当時のわたしは、大学で教員免許を取得して卒業後は地元に帰って教員になるつもりだった。
まあ、こうしてまだ東京に残っているわけだが。
慣れ親しんだ地元を離れたのは6年前の3月31日。16時ごろ。
当時付き合っていた同い年の彼に見送られながら最寄りのJRの駅に行くバスに乗った。
彼が行くのは地元の大学だった。週末にはたくさん遊びに行こうね、と何度も約束した。
バス停で手を振る彼の姿がどんどん小さくなっていく。
その姿が見えなくなったころ、ピコンとLINEの通知が鳴った。
「4年後、戻ってくるのを待ってるから。」
そんな淡い約束をしたものの、結局彼とはその後2年くらいで別れてしまったし、教員免許もとらず、地元にも戻らなかった。

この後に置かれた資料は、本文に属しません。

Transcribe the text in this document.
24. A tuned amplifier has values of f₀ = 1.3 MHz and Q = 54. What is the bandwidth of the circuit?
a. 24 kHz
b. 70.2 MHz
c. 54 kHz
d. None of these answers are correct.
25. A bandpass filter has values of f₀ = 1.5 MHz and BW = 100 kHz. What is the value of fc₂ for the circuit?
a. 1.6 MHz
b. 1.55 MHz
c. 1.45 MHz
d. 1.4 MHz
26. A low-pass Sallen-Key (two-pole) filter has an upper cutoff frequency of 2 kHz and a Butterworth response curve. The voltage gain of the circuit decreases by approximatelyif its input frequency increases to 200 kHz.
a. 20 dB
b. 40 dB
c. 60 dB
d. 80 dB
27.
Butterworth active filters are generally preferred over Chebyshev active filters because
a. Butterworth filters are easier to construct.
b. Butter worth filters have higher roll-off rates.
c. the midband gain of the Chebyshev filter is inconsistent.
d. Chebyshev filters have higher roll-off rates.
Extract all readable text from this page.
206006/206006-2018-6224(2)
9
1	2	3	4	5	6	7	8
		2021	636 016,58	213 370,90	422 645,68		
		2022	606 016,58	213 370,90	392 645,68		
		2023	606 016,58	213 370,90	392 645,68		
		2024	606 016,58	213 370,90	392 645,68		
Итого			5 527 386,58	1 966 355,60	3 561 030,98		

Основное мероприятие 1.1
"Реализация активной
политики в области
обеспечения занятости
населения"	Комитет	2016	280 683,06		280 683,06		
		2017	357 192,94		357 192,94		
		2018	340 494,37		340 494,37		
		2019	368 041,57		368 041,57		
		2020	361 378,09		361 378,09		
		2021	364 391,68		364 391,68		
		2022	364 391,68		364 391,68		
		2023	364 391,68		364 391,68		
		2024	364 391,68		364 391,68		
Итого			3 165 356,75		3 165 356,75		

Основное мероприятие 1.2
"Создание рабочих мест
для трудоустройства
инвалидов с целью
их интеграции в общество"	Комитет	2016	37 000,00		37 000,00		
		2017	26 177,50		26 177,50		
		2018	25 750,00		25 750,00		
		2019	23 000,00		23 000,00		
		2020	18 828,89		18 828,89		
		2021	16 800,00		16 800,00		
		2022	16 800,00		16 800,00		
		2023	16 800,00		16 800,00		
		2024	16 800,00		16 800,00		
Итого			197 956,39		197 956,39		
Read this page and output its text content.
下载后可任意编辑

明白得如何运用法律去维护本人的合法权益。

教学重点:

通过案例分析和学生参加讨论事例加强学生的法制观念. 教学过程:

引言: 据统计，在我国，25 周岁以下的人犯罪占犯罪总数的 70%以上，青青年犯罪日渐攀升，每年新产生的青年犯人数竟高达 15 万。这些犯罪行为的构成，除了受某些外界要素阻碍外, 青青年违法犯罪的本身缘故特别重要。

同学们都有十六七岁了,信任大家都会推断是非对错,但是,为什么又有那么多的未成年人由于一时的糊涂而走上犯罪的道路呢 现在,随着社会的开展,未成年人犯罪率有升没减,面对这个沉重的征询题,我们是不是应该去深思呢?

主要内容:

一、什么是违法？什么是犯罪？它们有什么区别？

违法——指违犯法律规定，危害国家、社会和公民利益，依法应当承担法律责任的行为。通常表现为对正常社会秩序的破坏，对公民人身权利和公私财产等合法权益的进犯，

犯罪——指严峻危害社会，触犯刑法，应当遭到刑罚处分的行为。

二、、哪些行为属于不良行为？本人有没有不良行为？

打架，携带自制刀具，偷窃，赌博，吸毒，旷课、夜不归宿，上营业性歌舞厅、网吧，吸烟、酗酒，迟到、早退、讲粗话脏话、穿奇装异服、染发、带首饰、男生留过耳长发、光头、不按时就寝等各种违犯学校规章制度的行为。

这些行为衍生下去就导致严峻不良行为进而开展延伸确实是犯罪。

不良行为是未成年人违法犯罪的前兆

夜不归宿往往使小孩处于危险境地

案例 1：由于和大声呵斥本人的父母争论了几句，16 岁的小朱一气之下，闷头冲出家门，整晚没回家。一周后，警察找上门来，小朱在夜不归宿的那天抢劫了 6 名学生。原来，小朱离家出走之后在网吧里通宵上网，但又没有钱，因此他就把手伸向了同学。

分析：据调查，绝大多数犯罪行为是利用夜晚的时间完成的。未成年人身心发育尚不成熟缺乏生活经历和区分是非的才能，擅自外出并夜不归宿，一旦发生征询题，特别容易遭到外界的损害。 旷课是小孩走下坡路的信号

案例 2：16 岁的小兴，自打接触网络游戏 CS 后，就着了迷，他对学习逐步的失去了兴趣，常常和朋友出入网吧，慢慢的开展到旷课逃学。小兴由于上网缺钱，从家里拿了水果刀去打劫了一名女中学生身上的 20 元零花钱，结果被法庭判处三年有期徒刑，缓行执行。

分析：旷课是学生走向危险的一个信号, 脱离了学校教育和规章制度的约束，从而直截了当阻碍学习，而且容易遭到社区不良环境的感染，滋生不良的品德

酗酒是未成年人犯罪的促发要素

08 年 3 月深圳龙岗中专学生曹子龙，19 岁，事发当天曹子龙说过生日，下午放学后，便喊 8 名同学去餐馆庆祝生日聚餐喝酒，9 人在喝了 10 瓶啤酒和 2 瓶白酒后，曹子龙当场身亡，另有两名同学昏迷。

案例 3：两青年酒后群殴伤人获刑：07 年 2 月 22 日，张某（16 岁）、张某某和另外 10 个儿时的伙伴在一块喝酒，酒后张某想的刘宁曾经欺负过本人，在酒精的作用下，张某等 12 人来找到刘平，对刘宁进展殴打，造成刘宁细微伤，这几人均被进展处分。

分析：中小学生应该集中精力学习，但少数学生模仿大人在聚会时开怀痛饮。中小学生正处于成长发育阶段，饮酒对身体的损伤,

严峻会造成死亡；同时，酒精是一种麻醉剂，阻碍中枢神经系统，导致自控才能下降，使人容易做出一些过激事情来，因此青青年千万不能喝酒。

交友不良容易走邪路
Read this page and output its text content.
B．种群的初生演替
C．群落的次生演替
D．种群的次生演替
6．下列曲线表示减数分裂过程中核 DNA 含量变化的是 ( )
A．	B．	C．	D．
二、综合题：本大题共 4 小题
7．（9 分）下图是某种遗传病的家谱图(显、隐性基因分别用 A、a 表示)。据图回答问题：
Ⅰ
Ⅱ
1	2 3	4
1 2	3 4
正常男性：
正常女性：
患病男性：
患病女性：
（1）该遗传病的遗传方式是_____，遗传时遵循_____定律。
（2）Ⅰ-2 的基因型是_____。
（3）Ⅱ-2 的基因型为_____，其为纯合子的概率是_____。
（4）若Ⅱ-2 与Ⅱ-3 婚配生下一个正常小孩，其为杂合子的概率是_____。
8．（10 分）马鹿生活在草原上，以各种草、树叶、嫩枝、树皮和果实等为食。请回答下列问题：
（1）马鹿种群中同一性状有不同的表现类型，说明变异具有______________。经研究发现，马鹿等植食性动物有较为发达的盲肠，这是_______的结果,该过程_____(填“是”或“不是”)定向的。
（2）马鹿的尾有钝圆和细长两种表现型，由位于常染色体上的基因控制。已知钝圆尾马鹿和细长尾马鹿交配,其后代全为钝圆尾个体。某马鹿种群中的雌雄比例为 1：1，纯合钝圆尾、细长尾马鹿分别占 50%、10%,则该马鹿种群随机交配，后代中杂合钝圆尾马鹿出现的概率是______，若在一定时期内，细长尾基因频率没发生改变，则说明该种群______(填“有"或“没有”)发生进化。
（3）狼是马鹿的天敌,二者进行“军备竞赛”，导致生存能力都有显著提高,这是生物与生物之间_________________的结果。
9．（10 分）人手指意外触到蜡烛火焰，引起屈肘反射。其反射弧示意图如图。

地元に戻らなかった選択に後悔はないけれど、たまに考えては苦しくなる時がある。
あの6年前のバスの中、わたしはこれからの生活や未来への期待でいっぱいだった。
東京で一人で生きていくことへの不安や、とめどなく流れる涙に気づかないふりをして、一生懸命これからのことを考えようとしていた。
バスに揺られて窓の外の景色を眺めながら、そんな不安を消そうと握り締めた古いWALKMANがその時流していた曲。
チャットモンチーの東京ハチミツオーケストラ。
この曲を聴くたびにわたしは何度でも、あの古ぼけたバスに揺られた18歳に戻れるのだ。